In type 2 diabetes, hyperglycemia leads to proximal tubular dysfunction, which is accompanied by altered mitochondrial homeostasis. We previously demonstrated that in renal proximal tubule cells (RPTC) grown in high glucose, as well as in diabetic db/db mice, proteins involved in mitochondrial dynamics were altered. Phosphorylation of the mitochondrial fission protein Drp1 increased and expression of the mitochondrial fusion protein Mfn1 decreased. One potential activation pathway of Drp1 is the RhoA/ROCK1/Drp1 signaling cascade in the presence of high glucose, leading to increased mitochondrial fission.
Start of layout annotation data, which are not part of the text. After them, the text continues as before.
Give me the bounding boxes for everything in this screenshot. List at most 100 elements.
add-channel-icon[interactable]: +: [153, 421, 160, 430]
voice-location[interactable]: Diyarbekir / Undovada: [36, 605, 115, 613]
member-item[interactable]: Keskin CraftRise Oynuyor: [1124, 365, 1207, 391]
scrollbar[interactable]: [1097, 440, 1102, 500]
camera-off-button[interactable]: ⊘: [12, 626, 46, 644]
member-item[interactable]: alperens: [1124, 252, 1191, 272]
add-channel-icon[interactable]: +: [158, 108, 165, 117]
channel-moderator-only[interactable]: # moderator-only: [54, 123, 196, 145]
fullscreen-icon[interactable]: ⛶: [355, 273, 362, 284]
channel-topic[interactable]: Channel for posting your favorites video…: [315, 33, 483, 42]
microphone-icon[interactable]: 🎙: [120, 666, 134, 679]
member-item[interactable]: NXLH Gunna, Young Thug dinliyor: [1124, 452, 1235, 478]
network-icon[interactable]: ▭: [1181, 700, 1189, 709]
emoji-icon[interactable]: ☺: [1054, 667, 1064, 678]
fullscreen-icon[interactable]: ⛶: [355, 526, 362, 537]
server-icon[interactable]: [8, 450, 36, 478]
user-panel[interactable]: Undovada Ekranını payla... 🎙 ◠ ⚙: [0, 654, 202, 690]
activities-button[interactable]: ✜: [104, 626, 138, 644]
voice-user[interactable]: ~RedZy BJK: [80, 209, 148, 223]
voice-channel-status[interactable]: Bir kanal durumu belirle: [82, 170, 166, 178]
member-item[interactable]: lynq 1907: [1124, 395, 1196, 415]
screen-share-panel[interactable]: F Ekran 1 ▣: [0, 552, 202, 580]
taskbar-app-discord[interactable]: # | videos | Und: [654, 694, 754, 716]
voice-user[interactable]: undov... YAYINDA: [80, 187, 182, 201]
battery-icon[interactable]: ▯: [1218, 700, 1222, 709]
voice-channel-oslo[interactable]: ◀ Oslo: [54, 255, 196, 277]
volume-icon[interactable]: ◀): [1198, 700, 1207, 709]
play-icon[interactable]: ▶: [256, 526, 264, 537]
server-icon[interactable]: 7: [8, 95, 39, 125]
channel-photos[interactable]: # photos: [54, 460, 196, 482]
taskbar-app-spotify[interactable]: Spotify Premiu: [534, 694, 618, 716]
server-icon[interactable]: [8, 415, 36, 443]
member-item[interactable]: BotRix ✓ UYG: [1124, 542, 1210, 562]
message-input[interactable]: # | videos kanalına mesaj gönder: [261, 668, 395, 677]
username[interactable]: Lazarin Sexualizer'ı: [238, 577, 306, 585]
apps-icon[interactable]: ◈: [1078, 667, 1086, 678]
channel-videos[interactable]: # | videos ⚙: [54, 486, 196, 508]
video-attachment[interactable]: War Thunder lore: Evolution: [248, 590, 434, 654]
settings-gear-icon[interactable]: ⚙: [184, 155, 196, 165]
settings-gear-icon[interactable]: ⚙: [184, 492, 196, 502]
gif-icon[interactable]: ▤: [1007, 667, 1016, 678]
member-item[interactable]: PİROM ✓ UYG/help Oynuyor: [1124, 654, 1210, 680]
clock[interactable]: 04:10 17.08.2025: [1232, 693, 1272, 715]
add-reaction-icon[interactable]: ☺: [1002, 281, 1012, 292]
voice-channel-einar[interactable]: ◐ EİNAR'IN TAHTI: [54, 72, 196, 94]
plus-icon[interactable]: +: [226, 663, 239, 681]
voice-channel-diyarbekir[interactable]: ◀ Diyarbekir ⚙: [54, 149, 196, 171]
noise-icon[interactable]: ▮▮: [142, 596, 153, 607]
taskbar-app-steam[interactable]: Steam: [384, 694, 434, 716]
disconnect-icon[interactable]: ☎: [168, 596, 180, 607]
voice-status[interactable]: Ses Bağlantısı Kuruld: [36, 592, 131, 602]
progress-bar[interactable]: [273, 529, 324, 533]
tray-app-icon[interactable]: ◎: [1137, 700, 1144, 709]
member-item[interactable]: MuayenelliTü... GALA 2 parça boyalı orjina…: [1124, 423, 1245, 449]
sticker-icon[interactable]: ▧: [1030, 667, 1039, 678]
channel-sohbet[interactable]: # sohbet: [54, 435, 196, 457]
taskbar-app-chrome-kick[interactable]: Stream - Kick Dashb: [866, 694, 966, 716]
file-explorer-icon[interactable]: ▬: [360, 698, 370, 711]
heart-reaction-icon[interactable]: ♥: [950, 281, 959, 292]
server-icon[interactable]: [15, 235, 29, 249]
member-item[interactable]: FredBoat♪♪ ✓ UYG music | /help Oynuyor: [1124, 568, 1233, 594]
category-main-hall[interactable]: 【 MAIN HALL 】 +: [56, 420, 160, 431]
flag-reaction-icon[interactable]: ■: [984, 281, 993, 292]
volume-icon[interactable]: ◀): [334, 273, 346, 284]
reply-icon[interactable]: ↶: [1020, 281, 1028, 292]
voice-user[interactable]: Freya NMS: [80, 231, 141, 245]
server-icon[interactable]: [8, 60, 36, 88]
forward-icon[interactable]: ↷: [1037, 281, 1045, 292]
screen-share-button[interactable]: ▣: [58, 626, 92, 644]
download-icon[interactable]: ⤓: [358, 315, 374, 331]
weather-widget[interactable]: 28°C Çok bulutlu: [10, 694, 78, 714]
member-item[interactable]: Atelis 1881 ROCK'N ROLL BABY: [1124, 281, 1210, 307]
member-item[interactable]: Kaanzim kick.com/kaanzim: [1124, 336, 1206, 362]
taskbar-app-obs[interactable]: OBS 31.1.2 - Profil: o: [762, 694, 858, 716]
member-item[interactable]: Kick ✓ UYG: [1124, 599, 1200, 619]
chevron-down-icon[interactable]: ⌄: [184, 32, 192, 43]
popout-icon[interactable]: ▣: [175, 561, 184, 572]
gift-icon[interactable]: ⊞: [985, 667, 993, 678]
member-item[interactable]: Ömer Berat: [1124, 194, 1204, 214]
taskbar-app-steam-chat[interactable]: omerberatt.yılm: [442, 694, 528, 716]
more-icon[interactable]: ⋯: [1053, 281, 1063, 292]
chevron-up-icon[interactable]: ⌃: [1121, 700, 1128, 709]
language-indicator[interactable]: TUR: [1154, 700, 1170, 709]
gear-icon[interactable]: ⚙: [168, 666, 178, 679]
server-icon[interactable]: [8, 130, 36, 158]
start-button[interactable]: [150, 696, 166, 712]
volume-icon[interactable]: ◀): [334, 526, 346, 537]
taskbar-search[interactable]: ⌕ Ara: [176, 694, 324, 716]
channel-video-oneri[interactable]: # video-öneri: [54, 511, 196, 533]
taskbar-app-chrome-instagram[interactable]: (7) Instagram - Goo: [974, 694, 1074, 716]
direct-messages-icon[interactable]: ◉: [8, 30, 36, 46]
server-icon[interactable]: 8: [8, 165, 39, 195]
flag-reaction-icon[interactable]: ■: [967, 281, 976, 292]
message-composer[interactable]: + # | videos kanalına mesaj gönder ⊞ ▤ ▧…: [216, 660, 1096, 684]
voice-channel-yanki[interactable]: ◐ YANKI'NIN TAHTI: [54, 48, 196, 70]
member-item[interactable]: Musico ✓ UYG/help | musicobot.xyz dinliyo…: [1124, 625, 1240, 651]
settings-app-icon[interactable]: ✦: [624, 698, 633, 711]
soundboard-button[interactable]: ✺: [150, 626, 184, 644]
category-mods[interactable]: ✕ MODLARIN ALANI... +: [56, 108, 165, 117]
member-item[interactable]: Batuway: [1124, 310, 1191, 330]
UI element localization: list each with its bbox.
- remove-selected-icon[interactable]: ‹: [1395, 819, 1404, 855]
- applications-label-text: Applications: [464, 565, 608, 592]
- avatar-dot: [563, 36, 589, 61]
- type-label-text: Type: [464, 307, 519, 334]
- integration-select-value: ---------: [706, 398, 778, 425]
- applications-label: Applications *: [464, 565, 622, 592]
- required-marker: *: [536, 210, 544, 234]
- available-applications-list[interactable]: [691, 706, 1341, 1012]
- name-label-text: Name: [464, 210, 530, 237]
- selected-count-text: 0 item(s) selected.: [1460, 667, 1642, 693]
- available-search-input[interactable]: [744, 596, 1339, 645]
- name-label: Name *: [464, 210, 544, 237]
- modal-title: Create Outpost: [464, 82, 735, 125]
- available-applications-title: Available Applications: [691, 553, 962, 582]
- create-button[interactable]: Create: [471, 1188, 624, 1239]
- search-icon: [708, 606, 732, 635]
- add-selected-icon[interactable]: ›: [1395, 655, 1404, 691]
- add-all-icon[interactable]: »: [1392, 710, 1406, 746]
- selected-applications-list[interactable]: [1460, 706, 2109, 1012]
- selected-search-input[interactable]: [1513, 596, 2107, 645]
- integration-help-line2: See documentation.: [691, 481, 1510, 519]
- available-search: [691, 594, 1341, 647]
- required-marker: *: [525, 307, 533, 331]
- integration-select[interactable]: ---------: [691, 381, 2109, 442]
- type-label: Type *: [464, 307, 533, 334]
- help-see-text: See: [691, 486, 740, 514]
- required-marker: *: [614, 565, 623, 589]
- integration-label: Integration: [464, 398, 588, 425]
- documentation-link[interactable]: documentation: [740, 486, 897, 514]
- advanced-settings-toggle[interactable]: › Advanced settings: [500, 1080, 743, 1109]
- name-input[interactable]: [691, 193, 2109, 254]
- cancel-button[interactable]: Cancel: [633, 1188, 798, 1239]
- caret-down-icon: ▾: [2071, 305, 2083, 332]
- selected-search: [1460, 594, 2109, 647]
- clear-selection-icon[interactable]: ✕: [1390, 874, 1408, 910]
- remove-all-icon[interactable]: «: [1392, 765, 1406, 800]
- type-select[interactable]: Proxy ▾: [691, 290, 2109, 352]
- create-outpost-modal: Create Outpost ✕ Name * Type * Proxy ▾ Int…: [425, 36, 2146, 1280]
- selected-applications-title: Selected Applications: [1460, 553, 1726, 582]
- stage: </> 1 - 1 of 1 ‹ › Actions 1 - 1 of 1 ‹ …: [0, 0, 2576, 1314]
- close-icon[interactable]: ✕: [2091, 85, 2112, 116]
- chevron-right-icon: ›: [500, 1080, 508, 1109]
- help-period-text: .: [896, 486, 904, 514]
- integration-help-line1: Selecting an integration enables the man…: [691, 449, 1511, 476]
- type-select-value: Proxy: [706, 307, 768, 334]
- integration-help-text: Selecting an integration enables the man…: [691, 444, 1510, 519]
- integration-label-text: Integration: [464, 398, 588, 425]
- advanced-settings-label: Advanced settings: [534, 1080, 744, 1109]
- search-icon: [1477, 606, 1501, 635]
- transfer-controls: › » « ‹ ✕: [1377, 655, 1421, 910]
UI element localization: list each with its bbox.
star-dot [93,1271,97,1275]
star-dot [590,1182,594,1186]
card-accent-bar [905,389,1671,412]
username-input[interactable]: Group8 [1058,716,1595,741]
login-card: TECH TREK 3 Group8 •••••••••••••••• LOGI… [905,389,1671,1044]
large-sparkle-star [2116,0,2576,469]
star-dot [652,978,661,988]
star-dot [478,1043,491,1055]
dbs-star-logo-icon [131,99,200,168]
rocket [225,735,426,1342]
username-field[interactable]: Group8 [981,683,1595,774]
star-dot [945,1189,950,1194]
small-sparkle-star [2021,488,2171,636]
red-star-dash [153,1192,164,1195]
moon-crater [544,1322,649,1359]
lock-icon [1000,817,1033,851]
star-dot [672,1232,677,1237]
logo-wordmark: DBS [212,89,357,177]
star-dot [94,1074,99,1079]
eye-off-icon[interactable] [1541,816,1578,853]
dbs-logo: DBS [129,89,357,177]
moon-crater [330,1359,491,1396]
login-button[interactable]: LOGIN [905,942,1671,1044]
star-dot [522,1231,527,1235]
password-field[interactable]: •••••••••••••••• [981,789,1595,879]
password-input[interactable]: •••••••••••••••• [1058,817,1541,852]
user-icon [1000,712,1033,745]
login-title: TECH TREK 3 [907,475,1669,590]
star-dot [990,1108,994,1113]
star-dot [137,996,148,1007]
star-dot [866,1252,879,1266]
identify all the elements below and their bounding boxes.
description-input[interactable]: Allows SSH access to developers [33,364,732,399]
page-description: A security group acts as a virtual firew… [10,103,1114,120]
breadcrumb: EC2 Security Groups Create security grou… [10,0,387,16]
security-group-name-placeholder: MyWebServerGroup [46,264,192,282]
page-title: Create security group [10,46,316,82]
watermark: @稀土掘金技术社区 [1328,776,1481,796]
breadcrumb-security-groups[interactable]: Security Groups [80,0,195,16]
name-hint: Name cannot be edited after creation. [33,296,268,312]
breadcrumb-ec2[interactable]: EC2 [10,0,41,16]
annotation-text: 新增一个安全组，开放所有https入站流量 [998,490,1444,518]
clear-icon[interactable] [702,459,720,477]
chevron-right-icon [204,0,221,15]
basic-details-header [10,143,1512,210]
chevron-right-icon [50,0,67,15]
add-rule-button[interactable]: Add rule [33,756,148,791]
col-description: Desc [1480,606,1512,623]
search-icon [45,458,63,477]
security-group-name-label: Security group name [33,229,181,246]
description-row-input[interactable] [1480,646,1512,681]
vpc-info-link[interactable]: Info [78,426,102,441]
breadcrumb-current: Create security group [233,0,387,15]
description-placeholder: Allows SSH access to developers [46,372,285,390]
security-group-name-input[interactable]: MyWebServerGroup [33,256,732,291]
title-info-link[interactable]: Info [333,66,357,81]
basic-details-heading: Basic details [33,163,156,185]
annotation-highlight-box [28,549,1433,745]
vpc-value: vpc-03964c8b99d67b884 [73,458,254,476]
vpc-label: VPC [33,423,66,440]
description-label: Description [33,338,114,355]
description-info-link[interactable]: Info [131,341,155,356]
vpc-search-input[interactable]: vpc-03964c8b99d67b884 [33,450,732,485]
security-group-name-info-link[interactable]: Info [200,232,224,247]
Conversely, Mfn1 can be activated by MEK/ERK signaling. However, these pathways have not been investigated in the proximal tubule. Therefore, we determined the signaling pathways responsible for altered Drp1 phosphorylation and Mfn1 expression in RPTC. Primary cultures of RPTC were grown in high glucose (17mM), mannitol (17mM) or no glucose for 96 hr and were co‐treated with either RhoA (CCG‐1423), ROCK1 (Y‐27632) or MEK 1/2 (GSK 1120212) inhibitors 24 hr prior to harvesting. Cells were subjected to GTPase pulldown assays to measure Drp1, RhoA and Mfn1 activity and maximal mitochondrial respiration was measured using Seahorse XF96 analyzer. RPTC treated with glucose for 96 hr exhibited an increase in both RhoA and pDrp1 and an increase in GTP‐bound RhoA and Drp1. Co‐treatment with CCG‐1423 or Y‐27632 prevented glucose‐induced increases in RhoA and Drp1, respectively. Inhibition of RhoA and ROCK1 restored maximal mitochondrial respiration. Co‐treatment with GSK 1120212 prevented glucose‐induced decreases in Mfn1. Together, these results demonstrate that treatment of RPTC with high glucose increases RhoA and Drp1 activity and maximal respiration through the RhoA/ROCK1/Drp1 signaling pathway and is responsible for increased mitochondrial fission and respiration. In contrast, the MEK/ERK signaling cascade prevents the decrease in Mfn1 observed in the presence of high glucose. These data indicate that mitochondrial dynamics in high glucose in RPTC, are regulated by two independent signaling pathways.